生涯にわたる口腔健康管理が高齢期に与える影響とは
近年、オーラルヘルスが心身の健康に与える影響が注目されています。その中心となるのが「オーラルフレイル」の概念です。この状態は、口の機能が健全である状態と、その機能が衰えつつある状態の中間に位置し、特に高齢者においては重要なサインとされています。サンスターグループは、東京大学高齢社会総合研究機構と連携し、地域に住む高齢者のオーラルフレイルと若年期や中年期の口腔状態との関連を調べました。これは口腔健康管理の重要性を再認識させる大きな一歩です。
研究の背景と目的
「オーラルフレイル」は、ただの口のトラブルではなく、食事の質や心の健康、さらには要介護や死亡リスクにまで影響を及ぼします。特に、生涯を通じた口腔の健康が将来のオーラルフレイルにどのように影響するかを探求することはこれまであまり行われてきませんでした。この研究はそのギャップを埋め、若年期や中年期からの口腔健康管理の必要性を示すことを目的としています。
研究の方法と対象者
2021年を通じて、千葉県柏市に住む65歳以上の健康な高齢者1,596名を対象とし、彼らの若年期(15歳時)・中年期(40〜64歳)の口腔状態を通して評価を行いました。オーラルフレイルはOF-5スケールを用いて、その結果を年齢や性別、BMI、教育年数、認知機能、服薬数などを調整した上で解析しました。
研究結果と結論
研究の結果、オーラルフレイルに該当する高齢者は497名(31.1%)でした。この中で、若年期や中年期に口腔状態が悪かった方々は、オーラルフレイルのリスクが高いことがわかりました。特に両時期とも口腔状態が悪かった場合、オーラルフレイルに該当する可能性は他のグループと比べて顕著に高くなりました。このデータから、若年期からの口腔健康管理の重要性が強調される結果となりました。
専門家のコメント
この研究結果を受け、東京大学の飯島勝矢教授は「オーラルフレイルは、老いの入り口に位置する重要なサインであり、若年期からのケアが必要です」と警鐘を鳴らしています。彼は、口腔の健康が高齢期だけの問題ではなく、人生全体にわたるものであることを再認識する必要があると強調しました。

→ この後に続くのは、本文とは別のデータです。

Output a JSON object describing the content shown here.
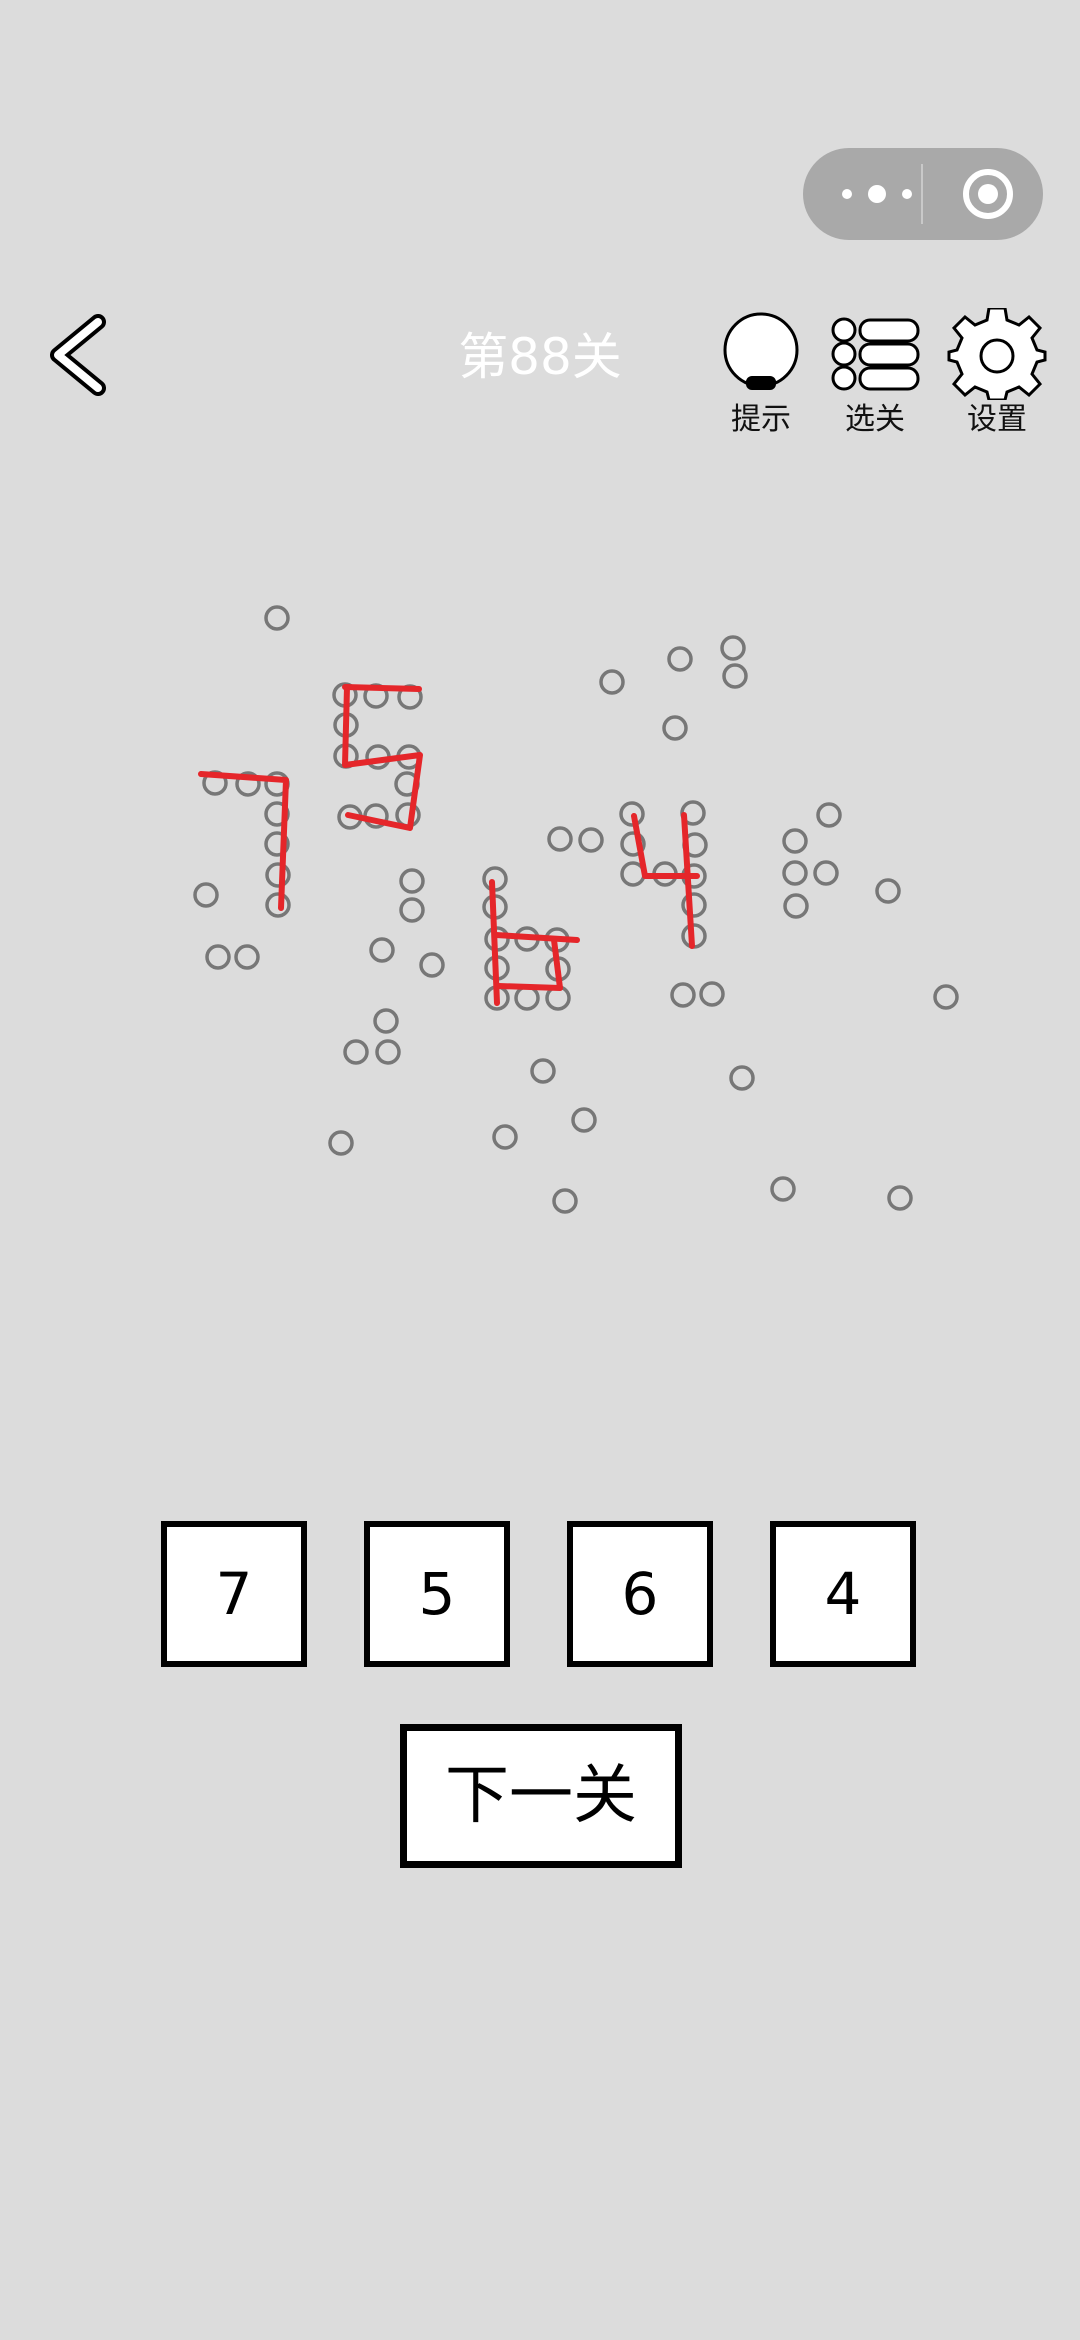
{
  "header": {
    "title": "第88关",
    "hint_label": "提示",
    "levels_label": "选关",
    "settings_label": "设置"
  },
  "colors": {
    "background": "#dcdcdc",
    "dot": "#777777",
    "stroke": "#e5262a"
  },
  "answers": [
    "7",
    "5",
    "6",
    "4"
  ],
  "next_label": "下一关"
}
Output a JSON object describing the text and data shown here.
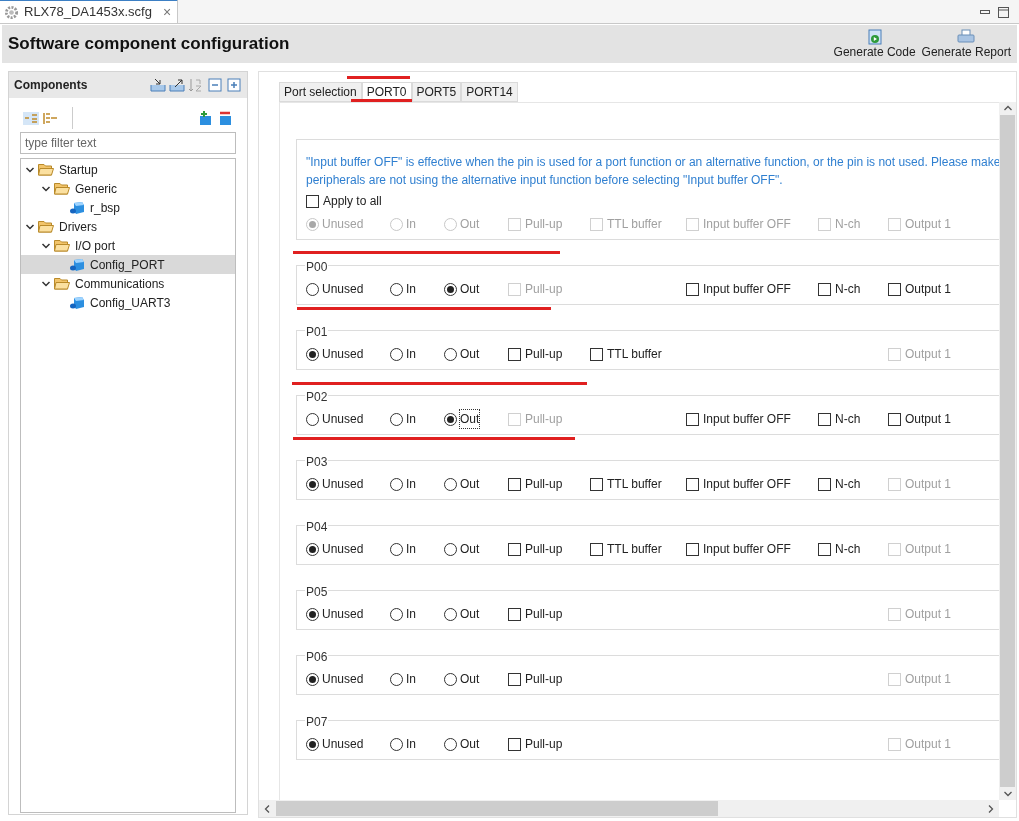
{
  "editor_tab": {
    "title": "RLX78_DA1453x.scfg",
    "close": "×"
  },
  "title_bar": {
    "title": "Software component configuration",
    "actions": [
      "Generate Code",
      "Generate Report"
    ]
  },
  "components_panel": {
    "title": "Components",
    "filter": {
      "placeholder": "type filter text"
    },
    "tree": [
      {
        "label": "Startup",
        "kind": "folder",
        "expanded": true,
        "selected": false,
        "children": [
          {
            "label": "Generic",
            "kind": "folder",
            "expanded": true,
            "selected": false,
            "children": [
              {
                "label": "r_bsp",
                "kind": "component",
                "selected": false
              }
            ]
          }
        ]
      },
      {
        "label": "Drivers",
        "kind": "folder",
        "expanded": true,
        "selected": false,
        "children": [
          {
            "label": "I/O port",
            "kind": "folder",
            "expanded": true,
            "selected": false,
            "children": [
              {
                "label": "Config_PORT",
                "kind": "component",
                "selected": true
              }
            ]
          },
          {
            "label": "Communications",
            "kind": "folder",
            "expanded": true,
            "selected": false,
            "children": [
              {
                "label": "Config_UART3",
                "kind": "component",
                "selected": false
              }
            ]
          }
        ]
      }
    ]
  },
  "tabs": [
    {
      "label": "Port selection",
      "selected": false
    },
    {
      "label": "PORT0",
      "selected": true
    },
    {
      "label": "PORT5",
      "selected": false
    },
    {
      "label": "PORT14",
      "selected": false
    }
  ],
  "info": {
    "lines": [
      "\"Input buffer OFF\" is effective when the pin is used for a port function or an alternative function, or the pin is not used. Please make",
      "peripherals are not using the alternative input function before selecting \"Input buffer OFF\"."
    ],
    "apply_to_all": {
      "label": "Apply to all",
      "checked": false
    },
    "options": {
      "unused": {
        "kind": "radio",
        "label": "Unused",
        "selected": true,
        "disabled": true
      },
      "in": {
        "kind": "radio",
        "label": "In",
        "selected": false,
        "disabled": true
      },
      "out": {
        "kind": "radio",
        "label": "Out",
        "selected": false,
        "disabled": true
      },
      "pull_up": {
        "kind": "checkbox",
        "label": "Pull-up",
        "checked": false,
        "disabled": true
      },
      "ttl_buffer": {
        "kind": "checkbox",
        "label": "TTL buffer",
        "checked": false,
        "disabled": true
      },
      "input_buffer_off": {
        "kind": "checkbox",
        "label": "Input buffer OFF",
        "checked": false,
        "disabled": true
      },
      "n_ch": {
        "kind": "checkbox",
        "label": "N-ch",
        "checked": false,
        "disabled": true
      },
      "output_1": {
        "kind": "checkbox",
        "label": "Output 1",
        "checked": false,
        "disabled": true
      }
    }
  },
  "pins": [
    {
      "name": "P00",
      "options": {
        "unused": {
          "kind": "radio",
          "label": "Unused",
          "selected": false,
          "disabled": false,
          "focused": false
        },
        "in": {
          "kind": "radio",
          "label": "In",
          "selected": false,
          "disabled": false,
          "focused": false
        },
        "out": {
          "kind": "radio",
          "label": "Out",
          "selected": true,
          "disabled": false,
          "focused": false
        },
        "pull_up": {
          "kind": "checkbox",
          "label": "Pull-up",
          "checked": false,
          "disabled": true
        },
        "input_buffer_off": {
          "kind": "checkbox",
          "label": "Input buffer OFF",
          "checked": false,
          "disabled": false
        },
        "n_ch": {
          "kind": "checkbox",
          "label": "N-ch",
          "checked": false,
          "disabled": false
        },
        "output_1": {
          "kind": "checkbox",
          "label": "Output 1",
          "checked": false,
          "disabled": false
        }
      }
    },
    {
      "name": "P01",
      "options": {
        "unused": {
          "kind": "radio",
          "label": "Unused",
          "selected": true,
          "disabled": false,
          "focused": false
        },
        "in": {
          "kind": "radio",
          "label": "In",
          "selected": false,
          "disabled": false,
          "focused": false
        },
        "out": {
          "kind": "radio",
          "label": "Out",
          "selected": false,
          "disabled": false,
          "focused": false
        },
        "pull_up": {
          "kind": "checkbox",
          "label": "Pull-up",
          "checked": false,
          "disabled": false
        },
        "ttl_buffer": {
          "kind": "checkbox",
          "label": "TTL buffer",
          "checked": false,
          "disabled": false
        },
        "output_1": {
          "kind": "checkbox",
          "label": "Output 1",
          "checked": false,
          "disabled": true
        }
      }
    },
    {
      "name": "P02",
      "options": {
        "unused": {
          "kind": "radio",
          "label": "Unused",
          "selected": false,
          "disabled": false,
          "focused": false
        },
        "in": {
          "kind": "radio",
          "label": "In",
          "selected": false,
          "disabled": false,
          "focused": false
        },
        "out": {
          "kind": "radio",
          "label": "Out",
          "selected": true,
          "disabled": false,
          "focused": true
        },
        "pull_up": {
          "kind": "checkbox",
          "label": "Pull-up",
          "checked": false,
          "disabled": true
        },
        "input_buffer_off": {
          "kind": "checkbox",
          "label": "Input buffer OFF",
          "checked": false,
          "disabled": false
        },
        "n_ch": {
          "kind": "checkbox",
          "label": "N-ch",
          "checked": false,
          "disabled": false
        },
        "output_1": {
          "kind": "checkbox",
          "label": "Output 1",
          "checked": false,
          "disabled": false
        }
      }
    },
    {
      "name": "P03",
      "options": {
        "unused": {
          "kind": "radio",
          "label": "Unused",
          "selected": true,
          "disabled": false,
          "focused": false
        },
        "in": {
          "kind": "radio",
          "label": "In",
          "selected": false,
          "disabled": false,
          "focused": false
        },
        "out": {
          "kind": "radio",
          "label": "Out",
          "selected": false,
          "disabled": false,
          "focused": false
        },
        "pull_up": {
          "kind": "checkbox",
          "label": "Pull-up",
          "checked": false,
          "disabled": false
        },
        "ttl_buffer": {
          "kind": "checkbox",
          "label": "TTL buffer",
          "checked": false,
          "disabled": false
        },
        "input_buffer_off": {
          "kind": "checkbox",
          "label": "Input buffer OFF",
          "checked": false,
          "disabled": false
        },
        "n_ch": {
          "kind": "checkbox",
          "label": "N-ch",
          "checked": false,
          "disabled": false
        },
        "output_1": {
          "kind": "checkbox",
          "label": "Output 1",
          "checked": false,
          "disabled": true
        }
      }
    },
    {
      "name": "P04",
      "options": {
        "unused": {
          "kind": "radio",
          "label": "Unused",
          "selected": true,
          "disabled": false,
          "focused": false
        },
        "in": {
          "kind": "radio",
          "label": "In",
          "selected": false,
          "disabled": false,
          "focused": false
        },
        "out": {
          "kind": "radio",
          "label": "Out",
          "selected": false,
          "disabled": false,
          "focused": false
        },
        "pull_up": {
          "kind": "checkbox",
          "label": "Pull-up",
          "checked": false,
          "disabled": false
        },
        "ttl_buffer": {
          "kind": "checkbox",
          "label": "TTL buffer",
          "checked": false,
          "disabled": false
        },
        "input_buffer_off": {
          "kind": "checkbox",
          "label": "Input buffer OFF",
          "checked": false,
          "disabled": false
        },
        "n_ch": {
          "kind": "checkbox",
          "label": "N-ch",
          "checked": false,
          "disabled": false
        },
        "output_1": {
          "kind": "checkbox",
          "label": "Output 1",
          "checked": false,
          "disabled": true
        }
      }
    },
    {
      "name": "P05",
      "options": {
        "unused": {
          "kind": "radio",
          "label": "Unused",
          "selected": true,
          "disabled": false,
          "focused": false
        },
        "in": {
          "kind": "radio",
          "label": "In",
          "selected": false,
          "disabled": false,
          "focused": false
        },
        "out": {
          "kind": "radio",
          "label": "Out",
          "selected": false,
          "disabled": false,
          "focused": false
        },
        "pull_up": {
          "kind": "checkbox",
          "label": "Pull-up",
          "checked": false,
          "disabled": false
        },
        "output_1": {
          "kind": "checkbox",
          "label": "Output 1",
          "checked": false,
          "disabled": true
        }
      }
    },
    {
      "name": "P06",
      "options": {
        "unused": {
          "kind": "radio",
          "label": "Unused",
          "selected": true,
          "disabled": false,
          "focused": false
        },
        "in": {
          "kind": "radio",
          "label": "In",
          "selected": false,
          "disabled": false,
          "focused": false
        },
        "out": {
          "kind": "radio",
          "label": "Out",
          "selected": false,
          "disabled": false,
          "focused": false
        },
        "pull_up": {
          "kind": "checkbox",
          "label": "Pull-up",
          "checked": false,
          "disabled": false
        },
        "output_1": {
          "kind": "checkbox",
          "label": "Output 1",
          "checked": false,
          "disabled": true
        }
      }
    },
    {
      "name": "P07",
      "options": {
        "unused": {
          "kind": "radio",
          "label": "Unused",
          "selected": true,
          "disabled": false,
          "focused": false
        },
        "in": {
          "kind": "radio",
          "label": "In",
          "selected": false,
          "disabled": false,
          "focused": false
        },
        "out": {
          "kind": "radio",
          "label": "Out",
          "selected": false,
          "disabled": false,
          "focused": false
        },
        "pull_up": {
          "kind": "checkbox",
          "label": "Pull-up",
          "checked": false,
          "disabled": false
        },
        "output_1": {
          "kind": "checkbox",
          "label": "Output 1",
          "checked": false,
          "disabled": true
        }
      }
    }
  ]
}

一方、大阪大学名誉教授の雫石聡氏は、「国民皆歯科健診の重要性と、若年期からの口腔健康管理の意義を強く感じました」と述べ、早期発見・介入の必要性を説いています。将来的なオーラルフレイルや要介護状態を防ぐために、今すぐにでも口腔の健康を意識することが求められています。
結論
サンスターの溝口奈菜歯科衛生士も、「口腔の健康管理は今始まります。日常的なケアが自分の未来につながる」と話し、毎日の習慣が大切であることを訴えています。
このような研究成果は、皆が生涯にわたって口腔の健康を重要視するきっかけと成り得るでしょう。そうすることで、高齢になっても自分の口で食べ、話し、笑うことを実現することができるのです。私たち一人一人が、自らの口腔健康に目を向け、日常のケアを怠らず、未来のためにアクションを起こしましょう。